Biologist P.J. Lumsden also emphasized the importance of precise timing, noting: “…photoperiodic responses require a time-measuring mechanism, to which is closely coupled a photoperception system. Further, the time-keeping mechanism must operate very precisely and it must be insensitive to unpredictable variations in the environment.”
In other words: absolute darkness is not necessary to trigger a photoperiodic response in SDP, but consistency of dark-to-light ratios is essential.
During a 1938 experiment on the effects of light on xanthium, Karl Hamner and James Bonner discovered that the benefits of a long night could be reduced or abolished if the darkness was interrupted for even a few minutes.
The converse was not true: the flowering process was not reversed when the daylight hours were interrupted with darkness. Growers of SDP crops have been using light deprivation research to their advantage for decades. For example, poinsettia farmers use automated greenhouses to ensure that plants bloom for the Christmas season.
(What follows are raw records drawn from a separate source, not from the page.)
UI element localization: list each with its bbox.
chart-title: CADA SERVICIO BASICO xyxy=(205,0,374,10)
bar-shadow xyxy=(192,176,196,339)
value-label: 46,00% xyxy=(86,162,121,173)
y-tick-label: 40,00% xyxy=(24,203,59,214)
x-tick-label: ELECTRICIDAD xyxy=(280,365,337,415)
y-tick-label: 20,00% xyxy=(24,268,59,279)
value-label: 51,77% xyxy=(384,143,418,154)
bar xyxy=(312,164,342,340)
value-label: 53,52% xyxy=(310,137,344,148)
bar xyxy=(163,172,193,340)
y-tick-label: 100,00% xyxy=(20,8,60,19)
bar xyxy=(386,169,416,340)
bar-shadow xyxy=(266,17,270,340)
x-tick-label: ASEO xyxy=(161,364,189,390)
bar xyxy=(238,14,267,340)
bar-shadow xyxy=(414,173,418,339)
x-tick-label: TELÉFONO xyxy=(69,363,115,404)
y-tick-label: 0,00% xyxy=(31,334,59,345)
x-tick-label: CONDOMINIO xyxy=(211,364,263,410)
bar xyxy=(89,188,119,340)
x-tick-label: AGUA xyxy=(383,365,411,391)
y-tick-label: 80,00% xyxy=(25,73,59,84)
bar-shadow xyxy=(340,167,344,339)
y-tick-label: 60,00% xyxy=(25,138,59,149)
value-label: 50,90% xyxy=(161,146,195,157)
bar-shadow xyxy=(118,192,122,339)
More recently, light deprivation technology has caught on in other specialty gardening industries. Light deprivation is an ideal method for farmers who want to bring a crop to market before the market floods during the harvest season. The method also allows farmers to avoid potential rain damage by harvesting when weather conditions are ideal. Perhaps more importantly, light deprivation offers the opportunity to plant and harvest twice during one growing season and thereby double annual yield.
To utilize light dep, farmers plant crops in hoop houses or greenhouses, which are covered with opaque material for a period of time each morning or evening. The goal is to block sunlight and increase the number of hours the crop spends in darkness: more than 12 hours of darkness will stimulate flower growth in most SDP plants.
The challenge is to keep the schedule consistent and to ensure that the darkness is not interrupted, either by unseen rips in the covering, shifts in the covering caused by wind, or human error.
As Hamner and Bonner demonstrated, interruptions or inconsistencies in the light deprivation cycle can confuse the plant and slow flower growth.